Last month, Caribbean Community (CARICOM) leaders ended their 44th regular summit in the Bahamas, nowhere closer to solving the woes being experienced by regional travellers following the collapse of the intra-regional airline, LIAT, in 2020.

“It is an ongoing discussion we have mandated the (Caribbean Development Bank (CDB) to explore and to examine the current challenge that we have and to come up with some recommendations on how we can overcome the travel issue of intra-regional travel,” Dominica’s Prime Minister Roosevelt Skerrit told reporters.

LIAT, prior to entering into administration had been servicing several regional destinations and has since scaled down its operations and is now servicing Anguilla, Antigua, Barbados, Dominica, Guyana, Grenada, Guadeloupe, Martinique, San Juan Puerto Rico, St Kitts, St Lucia and St Maarten.

In February, the Guyana government said while it has not given a commitment to investing in the cash-strapped regional airline, LIAT, it nonetheless wants to be “part of a solution for regional air transport”.

President Dr Irfaan Ali told the Guyana-based online publication Demerara Waves Online News last month that his administration has been approached to help revive the Antigua-based LIAT.

that the governments of Antigua and Barbuda, and St Vincent and the Grenadines have been talking with his administration about a “possible role” in a revived regional carrier.

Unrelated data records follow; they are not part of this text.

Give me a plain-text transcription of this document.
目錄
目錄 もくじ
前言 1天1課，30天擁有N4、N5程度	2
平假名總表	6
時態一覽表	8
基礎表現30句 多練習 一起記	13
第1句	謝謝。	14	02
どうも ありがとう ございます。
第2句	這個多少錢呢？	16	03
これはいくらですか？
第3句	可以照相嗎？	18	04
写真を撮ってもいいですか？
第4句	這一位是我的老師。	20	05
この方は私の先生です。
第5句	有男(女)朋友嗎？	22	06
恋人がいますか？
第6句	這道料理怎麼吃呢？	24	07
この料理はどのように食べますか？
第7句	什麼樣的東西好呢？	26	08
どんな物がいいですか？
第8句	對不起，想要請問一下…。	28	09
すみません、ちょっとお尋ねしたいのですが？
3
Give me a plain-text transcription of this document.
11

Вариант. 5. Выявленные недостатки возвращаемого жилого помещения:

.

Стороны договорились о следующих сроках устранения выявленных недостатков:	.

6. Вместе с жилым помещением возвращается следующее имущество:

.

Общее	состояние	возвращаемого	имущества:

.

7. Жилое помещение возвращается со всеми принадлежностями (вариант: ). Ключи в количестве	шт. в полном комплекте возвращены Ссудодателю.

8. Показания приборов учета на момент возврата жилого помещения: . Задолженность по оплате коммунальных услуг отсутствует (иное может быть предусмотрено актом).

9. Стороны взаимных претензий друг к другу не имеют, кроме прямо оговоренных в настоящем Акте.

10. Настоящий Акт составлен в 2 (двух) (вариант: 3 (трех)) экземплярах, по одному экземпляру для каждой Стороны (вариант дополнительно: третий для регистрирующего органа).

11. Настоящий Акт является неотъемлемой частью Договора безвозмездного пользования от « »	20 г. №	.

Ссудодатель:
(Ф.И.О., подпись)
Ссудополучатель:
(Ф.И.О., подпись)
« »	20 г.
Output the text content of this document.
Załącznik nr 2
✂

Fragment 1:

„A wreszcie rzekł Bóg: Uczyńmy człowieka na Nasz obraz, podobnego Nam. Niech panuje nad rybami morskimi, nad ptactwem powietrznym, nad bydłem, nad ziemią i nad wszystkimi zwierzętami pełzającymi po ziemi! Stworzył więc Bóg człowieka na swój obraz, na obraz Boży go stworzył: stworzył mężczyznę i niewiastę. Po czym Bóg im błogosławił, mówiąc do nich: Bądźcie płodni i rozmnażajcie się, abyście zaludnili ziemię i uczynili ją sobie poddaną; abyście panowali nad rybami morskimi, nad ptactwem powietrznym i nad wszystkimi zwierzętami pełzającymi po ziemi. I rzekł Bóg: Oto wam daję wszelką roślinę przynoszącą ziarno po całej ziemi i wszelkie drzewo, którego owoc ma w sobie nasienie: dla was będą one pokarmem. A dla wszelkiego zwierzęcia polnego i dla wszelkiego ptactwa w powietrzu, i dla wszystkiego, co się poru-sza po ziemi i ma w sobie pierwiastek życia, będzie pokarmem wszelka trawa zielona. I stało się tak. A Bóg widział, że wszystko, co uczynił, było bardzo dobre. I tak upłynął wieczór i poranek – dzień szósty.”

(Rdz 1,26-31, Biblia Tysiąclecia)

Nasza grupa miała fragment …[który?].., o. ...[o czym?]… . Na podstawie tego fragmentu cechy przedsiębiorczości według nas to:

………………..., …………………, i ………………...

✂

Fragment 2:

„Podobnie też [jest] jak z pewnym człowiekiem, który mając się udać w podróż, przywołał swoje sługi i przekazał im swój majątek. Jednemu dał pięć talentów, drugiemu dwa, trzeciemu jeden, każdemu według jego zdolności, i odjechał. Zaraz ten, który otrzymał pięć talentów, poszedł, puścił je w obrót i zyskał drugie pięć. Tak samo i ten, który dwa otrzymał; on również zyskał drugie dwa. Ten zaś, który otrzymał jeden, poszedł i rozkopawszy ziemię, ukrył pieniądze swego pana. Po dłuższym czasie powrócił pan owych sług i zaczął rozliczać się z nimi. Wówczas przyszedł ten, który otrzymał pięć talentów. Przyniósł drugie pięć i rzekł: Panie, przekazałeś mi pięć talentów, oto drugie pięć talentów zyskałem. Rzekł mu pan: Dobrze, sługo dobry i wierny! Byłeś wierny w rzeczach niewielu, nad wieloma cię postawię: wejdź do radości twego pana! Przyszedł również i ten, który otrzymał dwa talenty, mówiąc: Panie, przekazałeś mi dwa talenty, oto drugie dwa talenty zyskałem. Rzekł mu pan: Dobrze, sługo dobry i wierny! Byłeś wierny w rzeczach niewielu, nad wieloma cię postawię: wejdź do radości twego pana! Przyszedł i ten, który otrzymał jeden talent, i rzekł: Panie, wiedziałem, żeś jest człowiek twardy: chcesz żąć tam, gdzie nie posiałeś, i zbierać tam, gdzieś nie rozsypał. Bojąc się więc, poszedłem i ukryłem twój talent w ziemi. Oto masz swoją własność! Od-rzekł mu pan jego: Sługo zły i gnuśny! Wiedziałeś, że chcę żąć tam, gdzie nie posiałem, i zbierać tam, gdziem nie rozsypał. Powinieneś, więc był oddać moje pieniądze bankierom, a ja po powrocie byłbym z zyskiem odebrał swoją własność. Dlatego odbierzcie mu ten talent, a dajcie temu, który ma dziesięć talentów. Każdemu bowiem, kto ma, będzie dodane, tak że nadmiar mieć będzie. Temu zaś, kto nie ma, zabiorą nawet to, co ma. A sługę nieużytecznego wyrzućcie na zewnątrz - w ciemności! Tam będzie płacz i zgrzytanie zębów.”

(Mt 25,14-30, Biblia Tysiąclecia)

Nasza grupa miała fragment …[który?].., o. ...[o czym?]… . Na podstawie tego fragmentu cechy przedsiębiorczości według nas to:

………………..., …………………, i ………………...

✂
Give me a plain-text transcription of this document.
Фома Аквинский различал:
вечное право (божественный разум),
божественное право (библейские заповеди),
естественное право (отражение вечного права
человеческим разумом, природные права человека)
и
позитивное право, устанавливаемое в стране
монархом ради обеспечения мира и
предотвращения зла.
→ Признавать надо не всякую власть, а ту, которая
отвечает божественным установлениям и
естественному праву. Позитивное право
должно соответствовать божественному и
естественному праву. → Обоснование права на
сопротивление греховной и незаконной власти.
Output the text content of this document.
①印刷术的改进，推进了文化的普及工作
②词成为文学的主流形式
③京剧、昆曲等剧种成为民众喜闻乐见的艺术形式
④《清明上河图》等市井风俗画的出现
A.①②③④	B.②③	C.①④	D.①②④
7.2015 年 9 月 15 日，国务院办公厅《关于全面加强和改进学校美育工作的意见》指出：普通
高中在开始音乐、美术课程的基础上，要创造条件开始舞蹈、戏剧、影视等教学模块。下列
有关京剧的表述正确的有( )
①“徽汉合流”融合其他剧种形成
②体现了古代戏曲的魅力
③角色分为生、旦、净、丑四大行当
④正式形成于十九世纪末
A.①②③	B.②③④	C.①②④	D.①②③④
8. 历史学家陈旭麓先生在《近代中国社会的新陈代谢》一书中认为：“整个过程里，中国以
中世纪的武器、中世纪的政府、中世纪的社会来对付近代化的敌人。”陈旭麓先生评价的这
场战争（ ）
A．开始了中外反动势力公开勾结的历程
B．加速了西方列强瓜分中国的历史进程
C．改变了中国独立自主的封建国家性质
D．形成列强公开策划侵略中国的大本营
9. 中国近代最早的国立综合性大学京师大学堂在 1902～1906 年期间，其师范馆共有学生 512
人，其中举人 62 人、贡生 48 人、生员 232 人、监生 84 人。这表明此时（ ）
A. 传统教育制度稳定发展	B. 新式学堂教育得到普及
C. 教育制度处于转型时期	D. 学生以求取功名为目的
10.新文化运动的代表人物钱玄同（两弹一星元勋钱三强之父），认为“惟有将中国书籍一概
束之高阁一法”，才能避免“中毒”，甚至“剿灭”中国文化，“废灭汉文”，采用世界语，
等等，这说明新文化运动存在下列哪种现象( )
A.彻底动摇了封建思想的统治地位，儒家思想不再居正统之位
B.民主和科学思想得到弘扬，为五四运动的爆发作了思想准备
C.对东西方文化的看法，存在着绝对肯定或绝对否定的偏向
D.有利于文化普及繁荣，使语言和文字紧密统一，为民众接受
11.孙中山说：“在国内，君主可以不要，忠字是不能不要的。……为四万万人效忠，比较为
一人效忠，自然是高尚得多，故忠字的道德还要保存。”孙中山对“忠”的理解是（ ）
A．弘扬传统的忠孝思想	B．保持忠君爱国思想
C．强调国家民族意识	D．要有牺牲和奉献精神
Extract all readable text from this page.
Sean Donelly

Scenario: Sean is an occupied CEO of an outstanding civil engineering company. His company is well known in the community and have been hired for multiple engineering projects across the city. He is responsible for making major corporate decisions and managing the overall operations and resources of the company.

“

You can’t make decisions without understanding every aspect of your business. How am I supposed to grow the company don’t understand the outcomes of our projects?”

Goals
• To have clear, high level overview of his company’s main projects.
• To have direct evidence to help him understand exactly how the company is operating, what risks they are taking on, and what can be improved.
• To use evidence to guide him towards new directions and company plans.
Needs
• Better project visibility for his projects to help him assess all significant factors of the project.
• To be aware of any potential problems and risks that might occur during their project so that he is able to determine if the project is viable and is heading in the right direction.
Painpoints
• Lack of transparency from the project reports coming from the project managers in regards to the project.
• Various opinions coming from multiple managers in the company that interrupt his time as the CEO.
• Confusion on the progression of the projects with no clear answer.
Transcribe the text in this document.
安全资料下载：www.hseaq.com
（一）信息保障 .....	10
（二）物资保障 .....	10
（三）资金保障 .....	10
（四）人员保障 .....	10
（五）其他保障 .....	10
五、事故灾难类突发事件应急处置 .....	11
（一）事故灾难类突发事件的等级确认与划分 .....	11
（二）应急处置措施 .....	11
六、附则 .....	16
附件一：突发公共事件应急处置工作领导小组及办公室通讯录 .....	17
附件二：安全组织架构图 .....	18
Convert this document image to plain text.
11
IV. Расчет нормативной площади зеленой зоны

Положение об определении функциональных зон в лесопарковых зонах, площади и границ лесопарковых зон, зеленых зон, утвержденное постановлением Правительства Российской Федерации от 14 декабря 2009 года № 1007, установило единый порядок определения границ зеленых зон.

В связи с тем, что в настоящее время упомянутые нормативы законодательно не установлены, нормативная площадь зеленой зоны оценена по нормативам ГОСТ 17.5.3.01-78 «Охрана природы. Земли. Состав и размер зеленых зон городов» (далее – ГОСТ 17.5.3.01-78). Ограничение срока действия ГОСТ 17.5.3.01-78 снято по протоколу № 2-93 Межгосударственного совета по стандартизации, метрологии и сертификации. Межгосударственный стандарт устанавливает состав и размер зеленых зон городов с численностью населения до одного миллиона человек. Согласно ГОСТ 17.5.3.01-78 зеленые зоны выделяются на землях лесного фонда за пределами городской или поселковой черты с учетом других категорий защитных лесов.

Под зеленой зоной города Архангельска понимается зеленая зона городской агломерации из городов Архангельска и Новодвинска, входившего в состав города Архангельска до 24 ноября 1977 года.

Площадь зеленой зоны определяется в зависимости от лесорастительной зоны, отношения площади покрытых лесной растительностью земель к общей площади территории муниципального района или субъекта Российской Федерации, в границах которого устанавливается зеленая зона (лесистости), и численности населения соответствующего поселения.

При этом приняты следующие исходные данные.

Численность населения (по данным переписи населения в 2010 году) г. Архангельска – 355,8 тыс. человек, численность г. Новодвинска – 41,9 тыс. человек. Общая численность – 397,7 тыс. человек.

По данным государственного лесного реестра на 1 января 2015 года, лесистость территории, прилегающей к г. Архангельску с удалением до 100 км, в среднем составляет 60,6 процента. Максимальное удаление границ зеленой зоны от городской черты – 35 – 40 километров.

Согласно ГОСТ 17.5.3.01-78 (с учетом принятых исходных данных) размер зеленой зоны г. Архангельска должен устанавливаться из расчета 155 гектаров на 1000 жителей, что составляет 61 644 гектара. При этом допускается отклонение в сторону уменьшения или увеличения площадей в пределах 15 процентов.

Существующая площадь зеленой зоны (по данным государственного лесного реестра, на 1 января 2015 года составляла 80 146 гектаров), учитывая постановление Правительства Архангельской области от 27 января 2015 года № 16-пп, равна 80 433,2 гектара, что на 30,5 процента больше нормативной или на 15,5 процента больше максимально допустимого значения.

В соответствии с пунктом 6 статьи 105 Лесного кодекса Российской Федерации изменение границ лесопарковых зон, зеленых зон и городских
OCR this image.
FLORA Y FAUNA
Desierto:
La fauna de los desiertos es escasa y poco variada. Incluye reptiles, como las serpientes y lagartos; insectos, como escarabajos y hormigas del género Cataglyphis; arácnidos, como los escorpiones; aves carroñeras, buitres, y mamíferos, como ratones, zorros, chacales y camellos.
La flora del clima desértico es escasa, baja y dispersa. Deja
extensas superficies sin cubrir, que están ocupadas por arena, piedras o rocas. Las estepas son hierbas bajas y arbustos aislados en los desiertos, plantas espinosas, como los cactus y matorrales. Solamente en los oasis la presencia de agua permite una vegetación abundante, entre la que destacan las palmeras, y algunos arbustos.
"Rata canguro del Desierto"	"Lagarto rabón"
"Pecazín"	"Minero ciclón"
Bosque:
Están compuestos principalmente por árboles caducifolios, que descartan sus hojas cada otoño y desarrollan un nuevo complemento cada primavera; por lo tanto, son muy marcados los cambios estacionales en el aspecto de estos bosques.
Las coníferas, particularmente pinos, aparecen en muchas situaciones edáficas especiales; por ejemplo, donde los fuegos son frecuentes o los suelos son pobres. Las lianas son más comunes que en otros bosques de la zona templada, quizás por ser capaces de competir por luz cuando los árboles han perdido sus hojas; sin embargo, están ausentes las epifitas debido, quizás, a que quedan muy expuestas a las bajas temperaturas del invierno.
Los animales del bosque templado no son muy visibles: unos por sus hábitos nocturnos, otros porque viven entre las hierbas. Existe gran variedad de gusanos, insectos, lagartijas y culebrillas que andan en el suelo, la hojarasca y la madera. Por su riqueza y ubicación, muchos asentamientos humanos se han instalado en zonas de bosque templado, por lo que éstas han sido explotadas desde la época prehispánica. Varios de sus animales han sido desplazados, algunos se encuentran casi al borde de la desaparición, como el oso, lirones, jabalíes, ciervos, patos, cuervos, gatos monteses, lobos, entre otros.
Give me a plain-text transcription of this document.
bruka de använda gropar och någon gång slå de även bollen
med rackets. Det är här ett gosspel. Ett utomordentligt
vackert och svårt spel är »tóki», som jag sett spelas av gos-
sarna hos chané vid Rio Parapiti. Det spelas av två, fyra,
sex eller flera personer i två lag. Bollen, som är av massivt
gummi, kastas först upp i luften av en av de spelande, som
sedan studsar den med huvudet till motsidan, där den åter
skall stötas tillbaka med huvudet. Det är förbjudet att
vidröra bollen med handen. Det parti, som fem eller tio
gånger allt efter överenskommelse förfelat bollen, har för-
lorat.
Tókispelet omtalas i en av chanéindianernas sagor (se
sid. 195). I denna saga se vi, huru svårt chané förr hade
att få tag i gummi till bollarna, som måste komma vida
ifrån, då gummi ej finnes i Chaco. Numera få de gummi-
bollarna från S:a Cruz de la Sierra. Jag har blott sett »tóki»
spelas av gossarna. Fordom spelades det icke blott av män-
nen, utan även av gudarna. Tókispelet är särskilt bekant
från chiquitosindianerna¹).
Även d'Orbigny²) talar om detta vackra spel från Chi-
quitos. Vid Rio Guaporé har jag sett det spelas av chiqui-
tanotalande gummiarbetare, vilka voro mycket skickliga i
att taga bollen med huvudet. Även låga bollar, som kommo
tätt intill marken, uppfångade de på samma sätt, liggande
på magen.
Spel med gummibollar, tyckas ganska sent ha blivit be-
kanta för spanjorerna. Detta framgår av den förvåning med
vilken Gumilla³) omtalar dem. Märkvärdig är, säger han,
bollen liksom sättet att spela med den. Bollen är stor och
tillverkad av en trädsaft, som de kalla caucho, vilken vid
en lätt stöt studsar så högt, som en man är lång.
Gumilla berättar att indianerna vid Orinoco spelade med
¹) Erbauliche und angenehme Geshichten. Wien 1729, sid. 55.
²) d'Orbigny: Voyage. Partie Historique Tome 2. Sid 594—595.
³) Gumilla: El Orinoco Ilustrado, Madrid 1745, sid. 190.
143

“They have asked us to be part of a solution. Of course, part of a solution might be looking at investment, looking at the outstanding debts to Guyana,” he said noting that countries have not yet decided what form Guyana’s assistance would be.

Browne also disclosed that his government would not be entertaining discussions with trade unions here on severance payments to former LIAT workers until other shareholder governments are involved in the talks. The former employees are owed millions of dollars (One EC dollar=US$0.37 cents) in severance and other arrears.

Browne said the local trade union is being unreasonable in calling on his administration to meet 100 percent of the outstanding payments to the workers.

“Well I suspect down the road if this issue is to be settled there may have to be some collaboration…some joint effort in which to engage all of the shareholding governments because I don’t see us entering into any discussion with a union about 100 percent…”

Browne said last Friday, the government provided one million US dollars to LIAT to repair one of the airlines, adding “so you could see the commitment and the commitment for Antigua and Barbuda is helping regional people connect”.

In January, the St Lucia government made good on its promise to pay compensation to former employees of the cash-strapped regional airline, with Labour Minister Dr. Virginia Albert-Poyotte advising them to use the benefits wisely.

The former local LIAT employees received bond certificates from the government and are cash redeemable and can also be used as collateral to secure loans.